The risk factors for PVT after liver resection include operating procedure or scale[1,3], operation or hepatic clamping time[1,2,4,7,8], portal vein reconstruction, and complications[3,5]. Sectionectomy is the only independent predictor of PVT occurrence. Sectionectomy requires ligation of the second branch root of the liver, which is more complex than hemihepatectomy. With regard to the sites of PVT, six of the eight PVTs identified in this study were found in the UP and 5 patients had undergone sectionectomy on the left side. A previous report suggested a higher PVT incidence in the UP than in other sites, and that left lateral sectionectomy was a risk factor for PVT[6]. Thrombi occur due to three factors (i.e., stasis of blood flow, hypercoagulable state, and endothelial injury), known as Virchow’s triad[18]. Blood stasis occurs due to the shape of the UP, which flows dorsal to ventral and caudal to cranial, especially following liver transection. The initial site of PVT is unknown, but this study detected small PVTs in the UP. Turbulent flow caused by reduced liver parenchyma after liver resection and a change in the shape of the UP in cases of sectionectomy on the left side may increase the risk of PVT.
Although this was a prospective study, it had several limitations. First, the incidence of PVT was lower than expected. The statistical power to analyze the risk factors for PVT was not optimal therefore, this protocol is ongoing to analyze larger population in the future. Second, E-CT and anticoagulant therapy were contraindicated. Third, cost-effectiveness is low for E-CT; therefore, routine ultrasonography may be more practical for the high-risk group in our study. Fourth, E-CT alone was insufficient to detect a small PVT on day 1. Therefore, it is necessary to combine coagulation makers and images.

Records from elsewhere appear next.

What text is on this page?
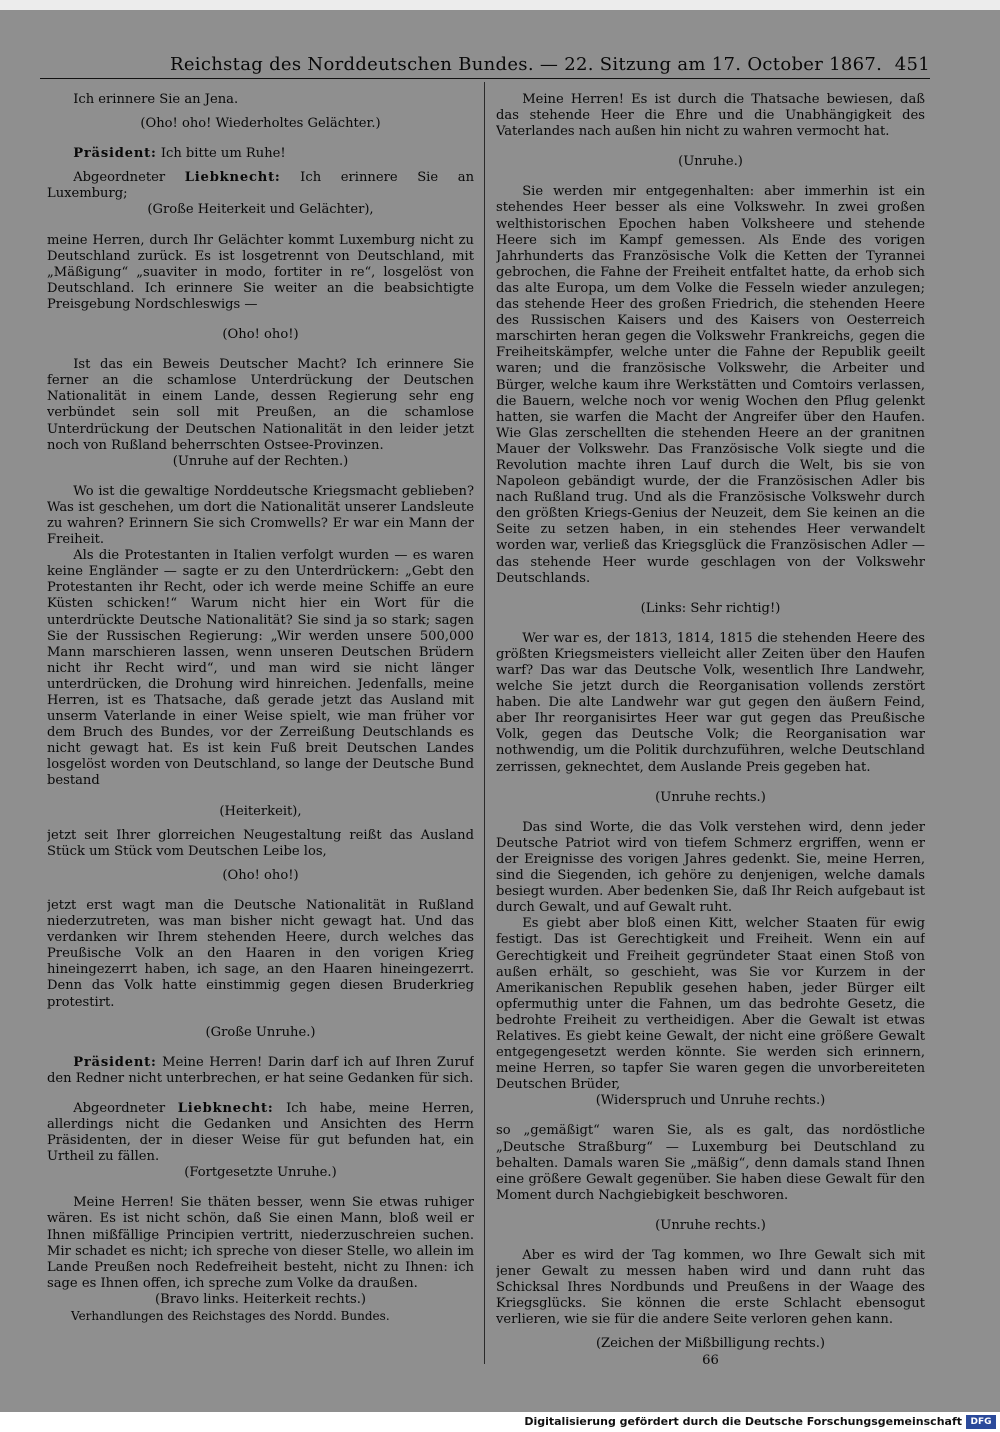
Reichstag des Norddeutschen Bundes. — 22. Sitzung am 17. October 1867. 451

Ich erinnere Sie an Jena.

(Oho! oho! Wiederholtes Gelächter.)

Präsident: Ich bitte um Ruhe!

Abgeordneter Liebknecht: Ich erinnere Sie an Luxemburg;

(Große Heiterkeit und Gelächter),

meine Herren, durch Ihr Gelächter kommt Luxemburg nicht zu Deutschland zurück. Es ist losgetrennt von Deutschland, mit „Mäßigung“ „suaviter in modo, fortiter in re“, losgelöst von Deutschland. Ich erinnere Sie weiter an die beabsichtigte Preisgebung Nordschleswigs —

(Oho! oho!)

Ist das ein Beweis Deutscher Macht? Ich erinnere Sie ferner an die schamlose Unterdrückung der Deutschen Nationalität in einem Lande, dessen Regierung sehr eng verbündet sein soll mit Preußen, an die schamlose Unterdrückung der Deutschen Nationalität in den leider jetzt noch von Rußland beherrschten Ostsee-Provinzen.

(Unruhe auf der Rechten.)

Wo ist die gewaltige Norddeutsche Kriegsmacht geblieben? Was ist geschehen, um dort die Nationalität unserer Landsleute zu wahren? Erinnern Sie sich Cromwells? Er war ein Mann der Freiheit.

Als die Protestanten in Italien verfolgt wurden — es waren keine Engländer — sagte er zu den Unterdrückern: „Gebt den Protestanten ihr Recht, oder ich werde meine Schiffe an eure Küsten schicken!“ Warum nicht hier ein Wort für die unterdrückte Deutsche Nationalität? Sie sind ja so stark; sagen Sie der Russischen Regierung: „Wir werden unsere 500,000 Mann marschieren lassen, wenn unseren Deutschen Brüdern nicht ihr Recht wird“, und man wird sie nicht länger unterdrücken, die Drohung wird hinreichen. Jedenfalls, meine Herren, ist es Thatsache, daß gerade jetzt das Ausland mit unserm Vaterlande in einer Weise spielt, wie man früher vor dem Bruch des Bundes, vor der Zerreißung Deutschlands es nicht gewagt hat. Es ist kein Fuß breit Deutschen Landes losgelöst worden von Deutschland, so lange der Deutsche Bund bestand

(Heiterkeit),

jetzt seit Ihrer glorreichen Neugestaltung reißt das Ausland Stück um Stück vom Deutschen Leibe los,

(Oho! oho!)

jetzt erst wagt man die Deutsche Nationalität in Rußland niederzutreten, was man bisher nicht gewagt hat. Und das verdanken wir Ihrem stehenden Heere, durch welches das Preußische Volk an den Haaren in den vorigen Krieg hineingezerrt haben, ich sage, an den Haaren hineingezerrt. Denn das Volk hatte einstimmig gegen diesen Bruderkrieg protestirt.

(Große Unruhe.)

Präsident: Meine Herren! Darin darf ich auf Ihren Zuruf den Redner nicht unterbrechen, er hat seine Gedanken für sich.

Abgeordneter Liebknecht: Ich habe, meine Herren, allerdings nicht die Gedanken und Ansichten des Herrn Präsidenten, der in dieser Weise für gut befunden hat, ein Urtheil zu fällen.

(Fortgesetzte Unruhe.)

Meine Herren! Sie thäten besser, wenn Sie etwas ruhiger wären. Es ist nicht schön, daß Sie einen Mann, bloß weil er Ihnen mißfällige Principien vertritt, niederzuschreien suchen. Mir schadet es nicht; ich spreche von dieser Stelle, wo allein im Lande Preußen noch Redefreiheit besteht, nicht zu Ihnen: ich sage es Ihnen offen, ich spreche zum Volke da draußen.

(Bravo links. Heiterkeit rechts.)

Verhandlungen des Reichstages des Nordd. Bundes.

Meine Herren! Es ist durch die Thatsache bewiesen, daß das stehende Heer die Ehre und die Unabhängigkeit des Vaterlandes nach außen hin nicht zu wahren vermocht hat.

(Unruhe.)

Sie werden mir entgegenhalten: aber immerhin ist ein stehendes Heer besser als eine Volkswehr. In zwei großen welthistorischen Epochen haben Volksheere und stehende Heere sich im Kampf gemessen. Als Ende des vorigen Jahrhunderts das Französische Volk die Ketten der Tyrannei gebrochen, die Fahne der Freiheit entfaltet hatte, da erhob sich das alte Europa, um dem Volke die Fesseln wieder anzulegen; das stehende Heer des großen Friedrich, die stehenden Heere des Russischen Kaisers und des Kaisers von Oesterreich marschirten heran gegen die Volkswehr Frankreichs, gegen die Freiheitskämpfer, welche unter die Fahne der Republik geeilt waren; und die französische Volkswehr, die Arbeiter und Bürger, welche kaum ihre Werkstätten und Comtoirs verlassen, die Bauern, welche noch vor wenig Wochen den Pflug gelenkt hatten, sie warfen die Macht der Angreifer über den Haufen. Wie Glas zerschellten die stehenden Heere an der granitnen Mauer der Volkswehr. Das Französische Volk siegte und die Revolution machte ihren Lauf durch die Welt, bis sie von Napoleon gebändigt wurde, der die Französischen Adler bis nach Rußland trug. Und als die Französische Volkswehr durch den größten Kriegs-Genius der Neuzeit, dem Sie keinen an die Seite zu setzen haben, in ein stehendes Heer verwandelt worden war, verließ das Kriegsglück die Französischen Adler — das stehende Heer wurde geschlagen von der Volkswehr Deutschlands.

(Links: Sehr richtig!)

Wer war es, der 1813, 1814, 1815 die stehenden Heere des größten Kriegsmeisters vielleicht aller Zeiten über den Haufen warf? Das war das Deutsche Volk, wesentlich Ihre Landwehr, welche Sie jetzt durch die Reorganisation vollends zerstört haben. Die alte Landwehr war gut gegen den äußern Feind, aber Ihr reorganisirtes Heer war gut gegen das Preußische Volk, gegen das Deutsche Volk; die Reorganisation war nothwendig, um die Politik durchzuführen, welche Deutschland zerrissen, geknechtet, dem Auslande Preis gegeben hat.

(Unruhe rechts.)

Das sind Worte, die das Volk verstehen wird, denn jeder Deutsche Patriot wird von tiefem Schmerz ergriffen, wenn er der Ereignisse des vorigen Jahres gedenkt. Sie, meine Herren, sind die Siegenden, ich gehöre zu denjenigen, welche damals besiegt wurden. Aber bedenken Sie, daß Ihr Reich aufgebaut ist durch Gewalt, und auf Gewalt ruht.

Es giebt aber bloß einen Kitt, welcher Staaten für ewig festigt. Das ist Gerechtigkeit und Freiheit. Wenn ein auf Gerechtigkeit und Freiheit gegründeter Staat einen Stoß von außen erhält, so geschieht, was Sie vor Kurzem in der Amerikanischen Republik gesehen haben, jeder Bürger eilt opfermuthig unter die Fahnen, um das bedrohte Gesetz, die bedrohte Freiheit zu vertheidigen. Aber die Gewalt ist etwas Relatives. Es giebt keine Gewalt, der nicht eine größere Gewalt entgegengesetzt werden könnte. Sie werden sich erinnern, meine Herren, so tapfer Sie waren gegen die unvorbereiteten Deutschen Brüder,

(Widerspruch und Unruhe rechts.)

so „gemäßigt“ waren Sie, als es galt, das nordöstliche „Deutsche Straßburg“ — Luxemburg bei Deutschland zu behalten. Damals waren Sie „mäßig“, denn damals stand Ihnen eine größere Gewalt gegenüber. Sie haben diese Gewalt für den Moment durch Nachgiebigkeit beschworen.

(Unruhe rechts.)

Aber es wird der Tag kommen, wo Ihre Gewalt sich mit jener Gewalt zu messen haben wird und dann ruht das Schicksal Ihres Nordbunds und Preußens in der Waage des Kriegsglücks. Sie können die erste Schlacht ebensogut verlieren, wie sie für die andere Seite verloren gehen kann.

(Zeichen der Mißbilligung rechts.)

66

Digitalisierung gefördert durch die Deutsche Forschungsgemeinschaft DFG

In conclusion, sectionectomy on the left side should be cautiously managed, as this patient group showed the highest risk of PVT. Immediate anticoagulant therapy from the first day after surgery is recommended for patients at high risk for PVT.
Portal vein thrombus (PVT) is one of the potentially lethal complication after liver resection; however, its etiology and the way for immediate treatment is unsettled.
Based on our experience, we tried to resolve hepatic failure due to huge PVT.
The study was conducted in patients who underwent open liver resection for cancer in our institution.
Retrospective but retrospectively collected cohort.
In a total of 235 patients, 8 had major PVT. We successfully treated the patients with anticoagulant therapy without adverse events. No hepatic failure observed through this study.
Performing enhanced computed tomography (CT) on post-operative day 1 is an effective option to find a thrombi at the portal vein close to the surgical site.
The early detection of PVT by enhanced CT is a promising way to avoid hepatic failure after liver resection.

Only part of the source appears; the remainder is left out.